Siguieron la misma carretera del camino de ida. Al pasar por delante del cementerio de Cedar Creek, Jeremy no pudo evitar desviar la vista hacia la cima de Riker's Hill. A pesar de la distancia, pudo distinguir el lugar exacto donde habían aparcado.

– ¿Nos queda tiempo para ver un par de sitios más? Me encantaría dar una vuelta por el puerto, la fábrica de papel, y quizás el puente de caballetes por donde pasa el tren.

– Tenemos tiempo -afirmó ella-. Siempre y cuando no nos demoremos demasiado. Los tres sitios se encuentran en la misma zona.

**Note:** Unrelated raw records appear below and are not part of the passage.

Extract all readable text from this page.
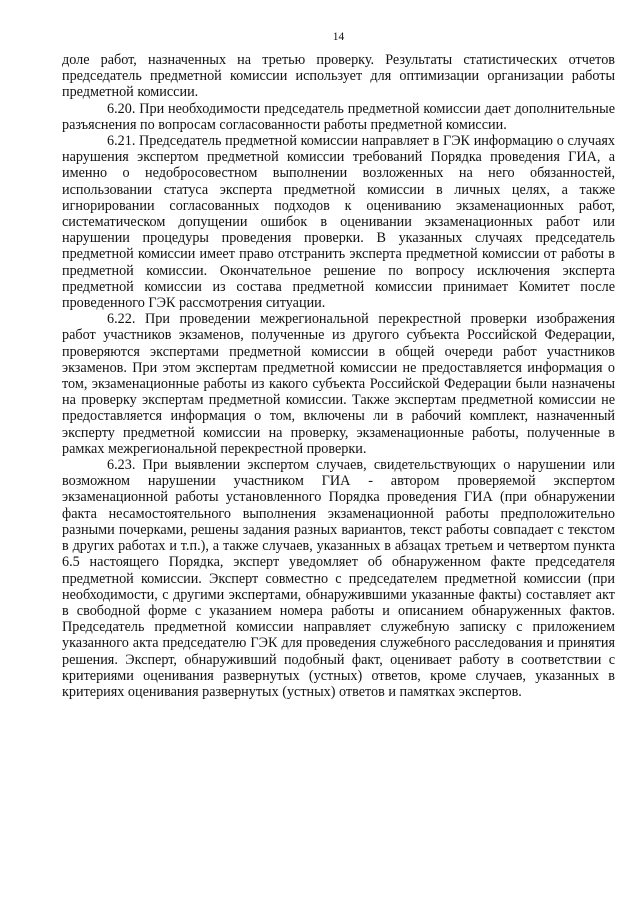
14

доле работ, назначенных на третью проверку. Результаты статистических отчетов председатель предметной комиссии использует для оптимизации организации работы предметной комиссии.

6.20. При необходимости председатель предметной комиссии дает дополнительные разъяснения по вопросам согласованности работы предметной комиссии.

6.21. Председатель предметной комиссии направляет в ГЭК информацию о случаях нарушения экспертом предметной комиссии требований Порядка проведения ГИА, а именно о недобросовестном выполнении возложенных на него обязанностей, использовании статуса эксперта предметной комиссии в личных целях, а также игнорировании согласованных подходов к оцениванию экзаменационных работ, систематическом допущении ошибок в оценивании экзаменационных работ или нарушении процедуры проведения проверки. В указанных случаях председатель предметной комиссии имеет право отстранить эксперта предметной комиссии от работы в предметной комиссии. Окончательное решение по вопросу исключения эксперта предметной комиссии из состава предметной комиссии принимает Комитет после проведенного ГЭК рассмотрения ситуации.

6.22. При проведении межрегиональной перекрестной проверки изображения работ участников экзаменов, полученные из другого субъекта Российской Федерации, проверяются экспертами предметной комиссии в общей очереди работ участников экзаменов. При этом экспертам предметной комиссии не предоставляется информация о том, экзаменационные работы из какого субъекта Российской Федерации были назначены на проверку экспертам предметной комиссии. Также экспертам предметной комиссии не предоставляется информация о том, включены ли в рабочий комплект, назначенный эксперту предметной комиссии на проверку, экзаменационные работы, полученные в рамках межрегиональной перекрестной проверки.

6.23. При выявлении экспертом случаев, свидетельствующих о нарушении или возможном нарушении участником ГИА - автором проверяемой экспертом экзаменационной работы установленного Порядка проведения ГИА (при обнаружении факта несамостоятельного выполнения экзаменационной работы предположительно разными почерками, решены задания разных вариантов, текст работы совпадает с текстом в других работах и т.п.), а также случаев, указанных в абзацах третьем и четвертом пункта 6.5 настоящего Порядка, эксперт уведомляет об обнаруженном факте председателя предметной комиссии. Эксперт совместно с председателем предметной комиссии (при необходимости, с другими экспертами, обнаружившими указанные факты) составляет акт в свободной форме с указанием номера работы и описанием обнаруженных фактов. Председатель предметной комиссии направляет служебную записку с приложением указанного акта председателю ГЭК для проведения служебного расследования и принятия решения. Эксперт, обнаруживший подобный факт, оценивает работу в соответствии с критериями оценивания развернутых (устных) ответов, кроме случаев, указанных в критериях оценивания развернутых (устных) ответов и памятках экспертов.
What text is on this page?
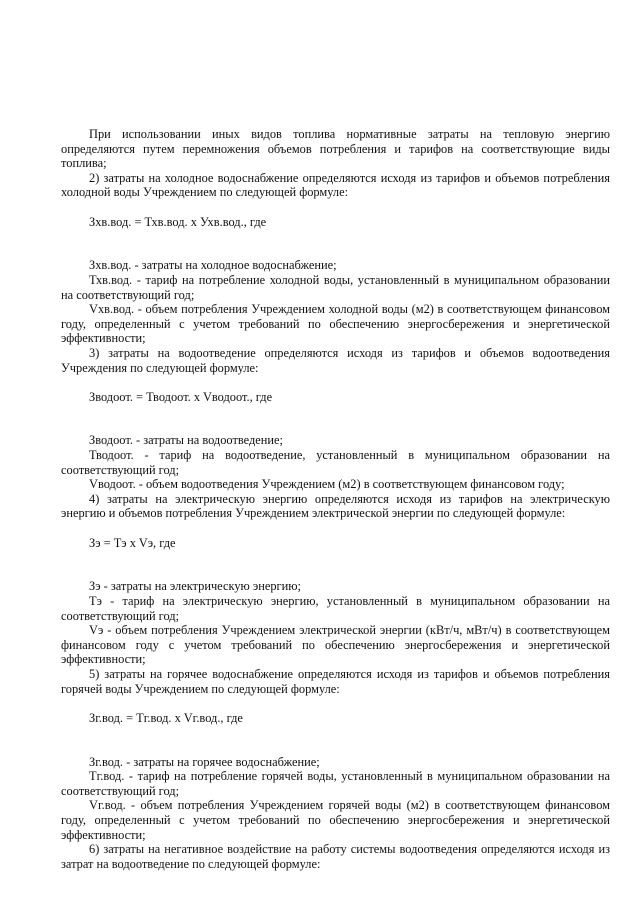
При использовании иных видов топлива нормативные затраты на тепловую энергию определяются путем перемножения объемов потребления и тарифов на соответствующие виды топлива;
2) затраты на холодное водоснабжение определяются исходя из тарифов и объемов потребления холодной воды Учреждением по следующей формуле:
Зхв.вод. = Тхв.вод. x Ухв.вод., где
Зхв.вод. - затраты на холодное водоснабжение;
Тхв.вод. - тариф на потребление холодной воды, установленный в муниципальном образовании на соответствующий год;
Vхв.вод. - объем потребления Учреждением холодной воды (м2) в соответствующем финансовом году, определенный с учетом требований по обеспечению энергосбережения и энергетической эффективности;
3) затраты на водоотведение определяются исходя из тарифов и объемов водоотведения Учреждения по следующей формуле:
Зводоот. = Тводоот. x Vводоот., где
Зводоот. - затраты на водоотведение;
Тводоот. - тариф на водоотведение, установленный в муниципальном образовании на соответствующий год;
Vводоот. - объем водоотведения Учреждением (м2) в соответствующем финансовом году;
4) затраты на электрическую энергию определяются исходя из тарифов на электрическую энергию и объемов потребления Учреждением электрической энергии по следующей формуле:
Зэ = Тэ x Vэ, где
Зэ - затраты на электрическую энергию;
Тэ - тариф на электрическую энергию, установленный в муниципальном образовании на соответствующий год;
Vэ - объем потребления Учреждением электрической энергии (кВт/ч, мВт/ч) в соответствующем финансовом году с учетом требований по обеспечению энергосбережения и энергетической эффективности;
5) затраты на горячее водоснабжение определяются исходя из тарифов и объемов потребления горячей воды Учреждением по следующей формуле:
Зг.вод. = Тг.вод. x Vг.вод., где
Зг.вод. - затраты на горячее водоснабжение;
Тг.вод. - тариф на потребление горячей воды, установленный в муниципальном образовании на соответствующий год;
Vг.вод. - объем потребления Учреждением горячей воды (м2) в соответствующем финансовом году, определенный с учетом требований по обеспечению энергосбережения и энергетической эффективности;
6) затраты на негативное воздействие на работу системы водоотведения определяются исходя из затрат на водоотведение по следующей формуле:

Diez minutos más tarde, siguiendo las indicaciones de Lexie, Jeremy aparcaba nuevamente el coche. Se hallaban en uno de los recodos del pueblo, a un par de manzanas del Herbs y cerca del paseo marítimo paralelo al discurrir del río. El río Pamlico, de cerca de un kilómetro y medio de ancho, fluía enfurecido, con la corriente formando numerosos remolinos de espuma blanca mientras se precipitaba río abajo. En la otra orilla, cerca del puente de caballetes, la fábrica de papel -una imponente estructura- escupía nubes de humo por sus inhóspitas chimeneas.

Jeremy aprovechó para estirar las piernas y los brazos cuando se apeó del coche; en cambio, Lexie se estremeció e intentó hacer frente al notable cambio de temperatura cruzando los brazos.

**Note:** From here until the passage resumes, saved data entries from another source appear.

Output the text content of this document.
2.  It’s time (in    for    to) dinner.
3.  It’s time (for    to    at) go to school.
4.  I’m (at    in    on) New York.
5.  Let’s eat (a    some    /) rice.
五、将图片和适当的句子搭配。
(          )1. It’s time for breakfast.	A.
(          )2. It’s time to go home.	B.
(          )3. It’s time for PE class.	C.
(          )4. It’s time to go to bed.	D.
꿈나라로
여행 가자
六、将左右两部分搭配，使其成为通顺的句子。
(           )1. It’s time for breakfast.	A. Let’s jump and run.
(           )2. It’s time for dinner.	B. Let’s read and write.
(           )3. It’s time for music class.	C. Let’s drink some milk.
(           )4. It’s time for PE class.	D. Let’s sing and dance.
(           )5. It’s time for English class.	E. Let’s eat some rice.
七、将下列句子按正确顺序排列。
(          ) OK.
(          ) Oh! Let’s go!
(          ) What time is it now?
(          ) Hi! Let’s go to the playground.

– ¿Hace más frío o es sólo mi imaginación? -preguntó desconcertada, con las mejillas sonrosadas.

– Es cierto; empieza a refrescar -confirmó él-. Parece que hace más frío aquí que en la cima de la montaña, aunque quizá sólo sea que notamos más la diferencia de temperatura porque en el coche había puesto la calefacción.

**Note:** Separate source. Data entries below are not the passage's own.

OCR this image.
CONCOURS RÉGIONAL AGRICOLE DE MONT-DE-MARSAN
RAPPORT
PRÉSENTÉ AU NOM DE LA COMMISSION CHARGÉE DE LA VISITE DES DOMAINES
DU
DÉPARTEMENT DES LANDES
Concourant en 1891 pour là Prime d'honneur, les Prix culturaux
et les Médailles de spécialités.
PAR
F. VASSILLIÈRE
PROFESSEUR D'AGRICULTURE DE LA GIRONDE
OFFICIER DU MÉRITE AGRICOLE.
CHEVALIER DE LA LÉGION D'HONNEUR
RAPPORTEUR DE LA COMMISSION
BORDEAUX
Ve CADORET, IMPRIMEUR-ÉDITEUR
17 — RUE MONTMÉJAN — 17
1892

Jeremy aceleró el paso para no quedarse rezagado cuando ella emprendió la marcha por encima del paseo entarimado. Al cabo de un rato, Lexie empezó a caminar más despacio y finalmente se detuvo y se apoyó en la barandilla mientras Jeremy observaba el puente de caballetes. Quedaba suspendido encima del río, a una gran altura para permitir el paso de los barcos; estaba construido con vigas entrecruzadas, lo que le confería un aspecto de puente colgante.

– Igual querías verlo desde más cerca -comentó ella-. Si tuviéramos más tiempo, te llevaría al otro lado del río, hasta el molino, aunque creo que desde aquí gozas de una vista privilegiada. -Señaló hacia el otro extremo del pueblo-. El puerto queda allí, cerca de la carretera principal. ¿Ves los veleros amarrados?

Jeremy asintió. No sabía por qué, pero se había imaginado que el lugar sería más impresionante.

– ¿Los barcos grandes pueden atracar en el puerto?

– Creo que sí. A veces es posible ver algunos yates imponentes de New Bern.

– ¿Y las gabarras?

– Supongo que también. El río está dragado para permitir el tránsito de esas grandes embarcaciones que transportan troncos de madera, pero normalmente atracan en el extremo más alejado. Mira. -Señaló hacia lo que parecía ser una pequeña cueva-. Allí hay un par, cargadas con troncos.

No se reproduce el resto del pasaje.